10. sözün temsil kısmında, cennet gibi bir memlekete giden iki arkadaş farzediliyor. Bunlardan biri her istediği şeye el uzatan,hevesine uyup her nevî zulmü, sefâhati yapabilen biri. Nefsinin git dediği yere gidiyor.

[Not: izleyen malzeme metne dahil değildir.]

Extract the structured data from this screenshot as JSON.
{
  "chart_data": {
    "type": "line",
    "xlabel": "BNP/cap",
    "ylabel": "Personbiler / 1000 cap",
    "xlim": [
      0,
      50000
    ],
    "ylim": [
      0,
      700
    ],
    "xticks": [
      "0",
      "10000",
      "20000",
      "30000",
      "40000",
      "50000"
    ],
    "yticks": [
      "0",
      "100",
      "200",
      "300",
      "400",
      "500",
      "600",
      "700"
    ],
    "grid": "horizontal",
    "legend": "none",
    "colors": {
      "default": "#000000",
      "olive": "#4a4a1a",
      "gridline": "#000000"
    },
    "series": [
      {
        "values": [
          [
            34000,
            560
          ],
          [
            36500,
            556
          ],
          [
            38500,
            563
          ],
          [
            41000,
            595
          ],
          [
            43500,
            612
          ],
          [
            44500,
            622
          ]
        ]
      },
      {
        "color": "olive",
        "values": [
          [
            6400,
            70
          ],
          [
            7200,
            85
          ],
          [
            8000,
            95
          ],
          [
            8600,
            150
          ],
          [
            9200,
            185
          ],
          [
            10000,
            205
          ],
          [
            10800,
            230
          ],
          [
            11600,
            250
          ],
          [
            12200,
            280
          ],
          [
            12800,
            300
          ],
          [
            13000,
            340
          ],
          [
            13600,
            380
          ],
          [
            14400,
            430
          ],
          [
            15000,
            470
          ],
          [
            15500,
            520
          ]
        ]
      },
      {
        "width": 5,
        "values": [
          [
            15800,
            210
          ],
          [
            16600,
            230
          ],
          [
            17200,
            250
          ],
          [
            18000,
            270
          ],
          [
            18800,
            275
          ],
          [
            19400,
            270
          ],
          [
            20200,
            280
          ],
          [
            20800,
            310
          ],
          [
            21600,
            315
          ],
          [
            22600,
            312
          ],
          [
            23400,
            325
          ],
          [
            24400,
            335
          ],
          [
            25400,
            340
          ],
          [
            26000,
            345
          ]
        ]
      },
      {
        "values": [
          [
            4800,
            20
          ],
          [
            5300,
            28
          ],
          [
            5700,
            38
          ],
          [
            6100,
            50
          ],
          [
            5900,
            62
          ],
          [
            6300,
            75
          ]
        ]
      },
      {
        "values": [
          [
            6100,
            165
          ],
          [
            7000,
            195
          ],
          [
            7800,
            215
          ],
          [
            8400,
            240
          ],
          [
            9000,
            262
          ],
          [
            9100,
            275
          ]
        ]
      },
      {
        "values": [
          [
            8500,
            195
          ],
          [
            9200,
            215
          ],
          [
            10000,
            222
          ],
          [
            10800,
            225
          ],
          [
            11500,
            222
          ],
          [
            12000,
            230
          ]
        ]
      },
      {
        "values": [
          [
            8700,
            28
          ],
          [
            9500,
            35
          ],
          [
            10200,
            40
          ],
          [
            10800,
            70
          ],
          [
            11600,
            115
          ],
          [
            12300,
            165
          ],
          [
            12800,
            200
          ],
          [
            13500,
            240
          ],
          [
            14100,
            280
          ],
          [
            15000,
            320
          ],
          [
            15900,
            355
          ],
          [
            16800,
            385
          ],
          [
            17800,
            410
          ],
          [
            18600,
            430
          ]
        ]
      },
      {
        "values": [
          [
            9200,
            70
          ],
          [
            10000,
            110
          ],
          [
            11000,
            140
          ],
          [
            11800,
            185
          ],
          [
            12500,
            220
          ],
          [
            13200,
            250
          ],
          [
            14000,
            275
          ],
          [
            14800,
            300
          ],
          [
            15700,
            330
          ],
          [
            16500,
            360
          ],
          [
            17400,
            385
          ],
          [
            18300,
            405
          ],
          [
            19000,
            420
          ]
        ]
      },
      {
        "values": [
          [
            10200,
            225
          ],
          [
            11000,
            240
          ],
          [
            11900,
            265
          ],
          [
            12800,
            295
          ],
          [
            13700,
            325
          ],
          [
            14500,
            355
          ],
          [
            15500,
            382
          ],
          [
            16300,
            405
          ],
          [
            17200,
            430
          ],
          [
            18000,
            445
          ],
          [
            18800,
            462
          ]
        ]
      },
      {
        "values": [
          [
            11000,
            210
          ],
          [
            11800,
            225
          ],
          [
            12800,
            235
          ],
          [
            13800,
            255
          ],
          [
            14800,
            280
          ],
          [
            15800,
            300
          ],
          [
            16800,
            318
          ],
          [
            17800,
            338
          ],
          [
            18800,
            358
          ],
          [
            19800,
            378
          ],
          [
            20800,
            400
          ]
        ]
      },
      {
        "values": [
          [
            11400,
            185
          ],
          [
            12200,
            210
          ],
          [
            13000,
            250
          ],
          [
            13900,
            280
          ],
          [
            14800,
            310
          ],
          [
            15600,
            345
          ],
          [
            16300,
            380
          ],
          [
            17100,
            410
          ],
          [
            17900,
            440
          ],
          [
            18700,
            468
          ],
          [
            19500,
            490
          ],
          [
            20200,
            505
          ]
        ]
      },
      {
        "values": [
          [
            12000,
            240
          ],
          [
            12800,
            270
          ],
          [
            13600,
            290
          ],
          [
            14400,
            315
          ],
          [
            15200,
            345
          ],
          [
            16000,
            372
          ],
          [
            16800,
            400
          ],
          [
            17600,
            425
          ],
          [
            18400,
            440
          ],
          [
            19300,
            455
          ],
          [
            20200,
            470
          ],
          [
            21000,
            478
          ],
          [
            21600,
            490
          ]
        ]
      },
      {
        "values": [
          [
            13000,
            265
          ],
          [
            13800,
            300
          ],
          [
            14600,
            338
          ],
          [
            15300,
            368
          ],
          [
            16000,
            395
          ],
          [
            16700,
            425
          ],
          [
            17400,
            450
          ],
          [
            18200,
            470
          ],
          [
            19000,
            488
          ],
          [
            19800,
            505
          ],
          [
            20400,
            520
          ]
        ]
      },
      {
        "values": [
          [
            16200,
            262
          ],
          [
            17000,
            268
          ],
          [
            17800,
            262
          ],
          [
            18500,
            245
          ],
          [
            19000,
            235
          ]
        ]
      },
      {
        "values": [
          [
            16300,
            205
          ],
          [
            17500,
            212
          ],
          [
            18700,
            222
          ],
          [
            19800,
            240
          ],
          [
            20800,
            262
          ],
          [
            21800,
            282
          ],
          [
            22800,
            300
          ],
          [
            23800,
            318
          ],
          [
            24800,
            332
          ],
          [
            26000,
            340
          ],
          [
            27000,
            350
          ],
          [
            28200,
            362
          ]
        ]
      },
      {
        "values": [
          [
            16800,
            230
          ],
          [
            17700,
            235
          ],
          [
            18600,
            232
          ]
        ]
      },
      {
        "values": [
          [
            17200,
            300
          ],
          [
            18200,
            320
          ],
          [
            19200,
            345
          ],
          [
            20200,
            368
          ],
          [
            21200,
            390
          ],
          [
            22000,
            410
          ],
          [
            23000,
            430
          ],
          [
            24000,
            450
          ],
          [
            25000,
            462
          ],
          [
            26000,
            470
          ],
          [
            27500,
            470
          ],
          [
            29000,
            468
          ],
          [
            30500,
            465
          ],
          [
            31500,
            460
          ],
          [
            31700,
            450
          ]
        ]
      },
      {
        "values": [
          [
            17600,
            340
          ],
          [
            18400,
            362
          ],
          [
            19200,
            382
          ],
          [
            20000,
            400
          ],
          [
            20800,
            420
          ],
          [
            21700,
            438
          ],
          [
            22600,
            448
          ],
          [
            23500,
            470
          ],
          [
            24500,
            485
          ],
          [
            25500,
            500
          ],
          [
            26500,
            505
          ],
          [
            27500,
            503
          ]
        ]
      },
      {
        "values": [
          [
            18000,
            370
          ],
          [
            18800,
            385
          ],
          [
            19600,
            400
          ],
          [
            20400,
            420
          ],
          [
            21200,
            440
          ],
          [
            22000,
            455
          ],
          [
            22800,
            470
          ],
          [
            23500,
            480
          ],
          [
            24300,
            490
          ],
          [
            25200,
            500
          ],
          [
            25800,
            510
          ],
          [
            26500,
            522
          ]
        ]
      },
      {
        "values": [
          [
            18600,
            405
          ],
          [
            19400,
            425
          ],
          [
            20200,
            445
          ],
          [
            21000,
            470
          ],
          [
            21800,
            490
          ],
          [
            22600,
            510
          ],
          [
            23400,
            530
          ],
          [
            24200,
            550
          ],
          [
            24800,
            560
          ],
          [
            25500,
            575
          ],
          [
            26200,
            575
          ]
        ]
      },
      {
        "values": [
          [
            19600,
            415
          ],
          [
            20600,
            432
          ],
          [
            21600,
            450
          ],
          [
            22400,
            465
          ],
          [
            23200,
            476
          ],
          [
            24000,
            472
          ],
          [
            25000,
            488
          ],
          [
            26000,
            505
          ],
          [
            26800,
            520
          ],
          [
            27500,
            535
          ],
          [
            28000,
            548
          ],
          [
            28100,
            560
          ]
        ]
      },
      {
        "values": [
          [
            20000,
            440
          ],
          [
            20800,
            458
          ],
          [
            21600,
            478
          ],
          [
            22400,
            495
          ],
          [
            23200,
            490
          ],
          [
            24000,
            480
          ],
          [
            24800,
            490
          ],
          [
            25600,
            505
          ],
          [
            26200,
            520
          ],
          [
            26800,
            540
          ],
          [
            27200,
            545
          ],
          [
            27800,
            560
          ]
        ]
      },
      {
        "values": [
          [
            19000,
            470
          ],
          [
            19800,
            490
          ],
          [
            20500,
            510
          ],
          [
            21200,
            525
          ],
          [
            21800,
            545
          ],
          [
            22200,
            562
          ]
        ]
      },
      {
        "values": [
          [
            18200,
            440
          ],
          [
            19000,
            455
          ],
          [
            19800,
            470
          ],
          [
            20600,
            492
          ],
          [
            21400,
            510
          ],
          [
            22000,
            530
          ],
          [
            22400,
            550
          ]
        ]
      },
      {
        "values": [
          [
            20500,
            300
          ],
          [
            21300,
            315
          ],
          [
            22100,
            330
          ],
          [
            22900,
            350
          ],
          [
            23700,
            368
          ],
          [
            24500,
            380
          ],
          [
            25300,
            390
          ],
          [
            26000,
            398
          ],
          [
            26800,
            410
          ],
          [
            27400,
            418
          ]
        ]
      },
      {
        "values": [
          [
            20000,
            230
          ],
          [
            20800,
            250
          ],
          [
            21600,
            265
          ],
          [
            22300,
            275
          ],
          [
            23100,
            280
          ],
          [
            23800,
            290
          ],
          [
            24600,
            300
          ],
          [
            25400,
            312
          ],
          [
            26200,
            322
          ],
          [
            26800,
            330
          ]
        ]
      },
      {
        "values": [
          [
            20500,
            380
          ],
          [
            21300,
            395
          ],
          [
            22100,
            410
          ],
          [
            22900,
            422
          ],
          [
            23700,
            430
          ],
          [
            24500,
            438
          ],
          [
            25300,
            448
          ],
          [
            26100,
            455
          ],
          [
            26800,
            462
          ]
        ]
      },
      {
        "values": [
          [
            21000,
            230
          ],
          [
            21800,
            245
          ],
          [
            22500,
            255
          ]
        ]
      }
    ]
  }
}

Diğeri ise sahipsiz gibi görünen bütün bu ev, dükkan, mal, para vs. nin sahipsiz olamayacağını, başka daimi bir memlekette burada yaptığı- yaşadığı herşeyin muhasebesinin görüleceğini, mutlaka bir mahkeme-i kübrâ olması gerektiğini oniki sûrette anlattıktan sonra ; ''şimdi'' diyor, ''söz senin, ne diyeceksen de.''
Bidâyette gâsıp, hırsız ve pervasız olan diğer arkadaş ise deliller karşısında teslim olmuştur; '' Elhamdülillah'' der. '' Yüz bin defa şükür olsun ki, vehim ve hevâ tahakkümünden, nefis ve heves esâretinden kurtulup, dâimi hapis ve zindandan halâs oldum. Ve inandım ki, bu karmakarışık, kararsız misafirhanelerden başka ve kurb-u şâhânede bir diyâr-ı saadet vardır; biz de ona namzediz.''
İşte bu nokta, âhirete imânın bizi getirdiği noktadır ve '' vehim ve hevâ tahakkümünden, nefis ve heves esâretinden '' kurtulmanın adresidir.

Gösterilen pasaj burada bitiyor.